India’s central bank governor will step down in early September when his current three year term comes to an end. Raghuram Rajan was previously an economist with the IMF where he was one of the few notable global economists to predict the 2008 financial crisis. Rajan has faced political pressure from Prime Minister Modi’s party for keeping interest rates high. Speculation of whether he was pushed to quit is strong, and could hit India’s economy hard. Rajan’s international credibility has helped draw global investment to India.

NHL Gambles on Vegas

Reports indicate that the NHL will overlook Quebec and award a hockey team instead to Las Vegas. Sin City currently doesn’t have a professional sports team.
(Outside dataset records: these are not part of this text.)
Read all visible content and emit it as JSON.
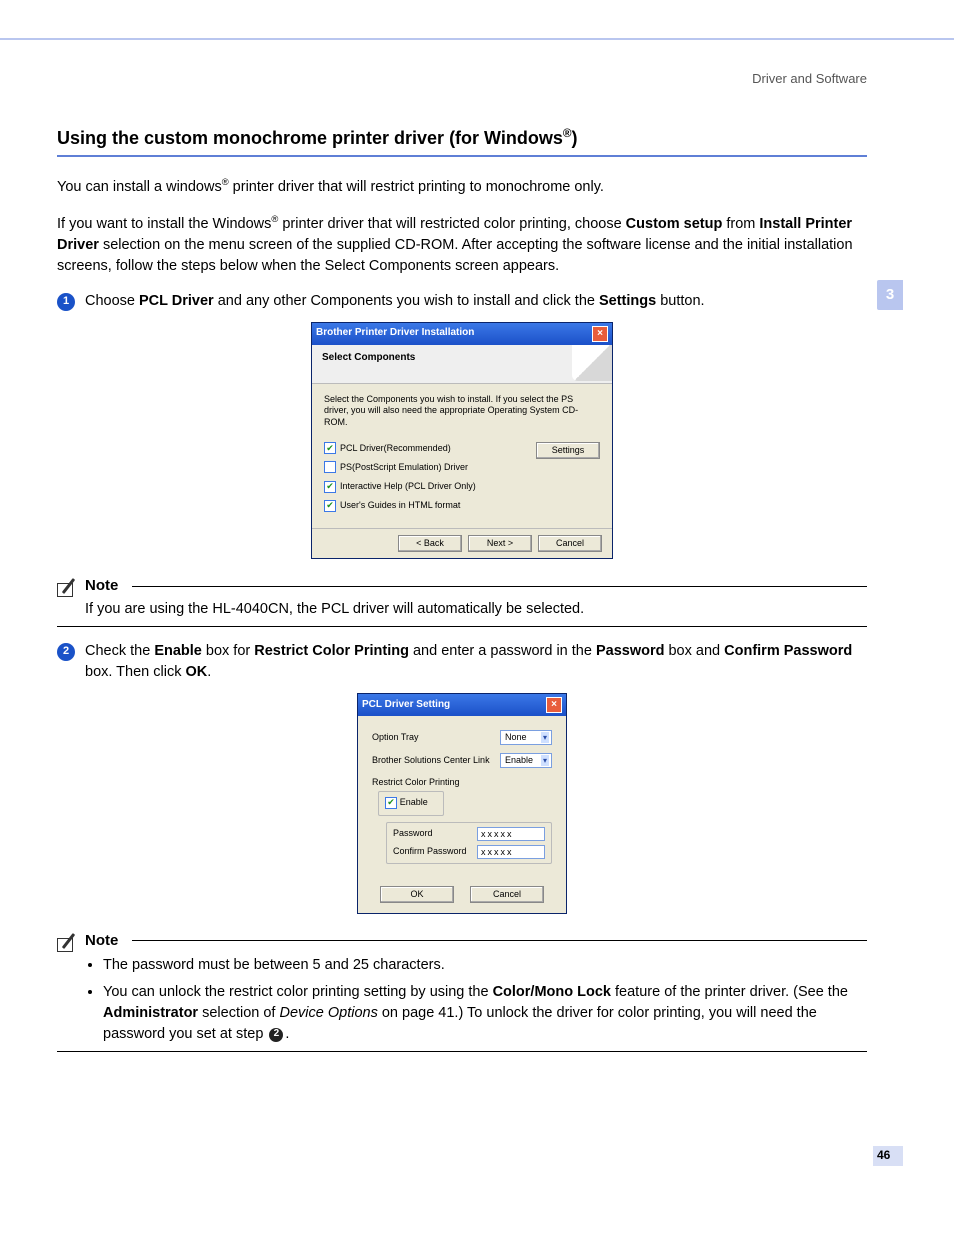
{
  "running_head": "Driver and Software",
  "side_tab": "3",
  "page_number": "46",
  "heading": "Using the custom monochrome printer driver (for Windows",
  "heading_suffix": ")",
  "intro_a": "You can install a windows",
  "intro_b": " printer driver that will restrict printing to monochrome only.",
  "para2_a": "If you want to install the Windows",
  "para2_b": " printer driver that will restricted color printing, choose ",
  "para2_bold1": "Custom setup",
  "para2_c": " from ",
  "para2_bold2": "Install Printer Driver",
  "para2_d": " selection on the menu screen of the supplied CD-ROM. After accepting the software license and the initial installation screens, follow the steps below when the Select Components screen appears.",
  "step1_a": "Choose ",
  "step1_b1": "PCL Driver",
  "step1_b": " and any other Components you wish to install and click the ",
  "step1_b2": "Settings",
  "step1_c": " button.",
  "dialog1": {
    "title": "Brother Printer Driver Installation",
    "head": "Select Components",
    "instr": "Select the Components you wish to install. If you select the PS driver, you will also need the appropriate Operating System CD-ROM.",
    "items": [
      {
        "checked": true,
        "label": "PCL Driver(Recommended)"
      },
      {
        "checked": false,
        "label": "PS(PostScript Emulation) Driver"
      },
      {
        "checked": true,
        "label": "Interactive Help (PCL Driver Only)"
      },
      {
        "checked": true,
        "label": "User's Guides in HTML format"
      }
    ],
    "btn_settings": "Settings",
    "btn_back": "< Back",
    "btn_next": "Next >",
    "btn_cancel": "Cancel"
  },
  "note1_label": "Note",
  "note1_text": "If you are using the HL-4040CN, the PCL driver will automatically be selected.",
  "step2_a": "Check the ",
  "step2_b1": "Enable",
  "step2_b": " box for ",
  "step2_b2": "Restrict Color Printing",
  "step2_c": " and enter a password in the ",
  "step2_b3": "Password",
  "step2_d": " box and ",
  "step2_b4": "Confirm Password",
  "step2_e": " box. Then click ",
  "step2_b5": "OK",
  "step2_f": ".",
  "dialog2": {
    "title": "PCL Driver Setting",
    "row1_label": "Option Tray",
    "row1_value": "None",
    "row2_label": "Brother Solutions Center Link",
    "row2_value": "Enable",
    "group_label": "Restrict Color Printing",
    "enable_label": "Enable",
    "pw_label": "Password",
    "cpw_label": "Confirm Password",
    "pw_mask": "xxxxx",
    "btn_ok": "OK",
    "btn_cancel": "Cancel"
  },
  "note2_label": "Note",
  "note2_item1": "The password must be between 5 and 25 characters.",
  "note2_item2_a": "You can unlock the restrict color printing setting by using the ",
  "note2_item2_b1": "Color/Mono Lock",
  "note2_item2_b": " feature of the printer driver. (See the ",
  "note2_item2_b2": "Administrator",
  "note2_item2_c": " selection of ",
  "note2_item2_i": "Device Options",
  "note2_item2_d": " on page 41.) To unlock the driver for color printing, you will need the password you set at step ",
  "note2_item2_e": "."
}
Many people have been critical of the NHL for expanding into non-traditional hockey markets. On June 22 the NHL’s board will announce their official decision.

Brexit

On June 23rd the UK will vote in a referendum on the country’s EU membership. Recent polling has indicated that results could go right down to the wire with the country almost evenly split. Regardless of the outcome, expect big movements in the foreign exchange rates – especially the EUR and GBP. For more information on the UK’s EU referendum check out our guide.

Canadian banks hike fees

A report by the CBC revealed the price gouging and massive profits by Canada’s major banks. On March 1st TD hiked fees on non-TD ATM usage (from $0.50 to $2.00) and added a $75 fee for transferring a tax free account from TD to another bank. Last month the bank also announced Q2 profits of $2.05 billion. CIBC raised the minimum amount needed to avoid fees for its ‘Everyday Chequing Account’ by $1,000 to $2,000, despite Q2 profits of $941 million.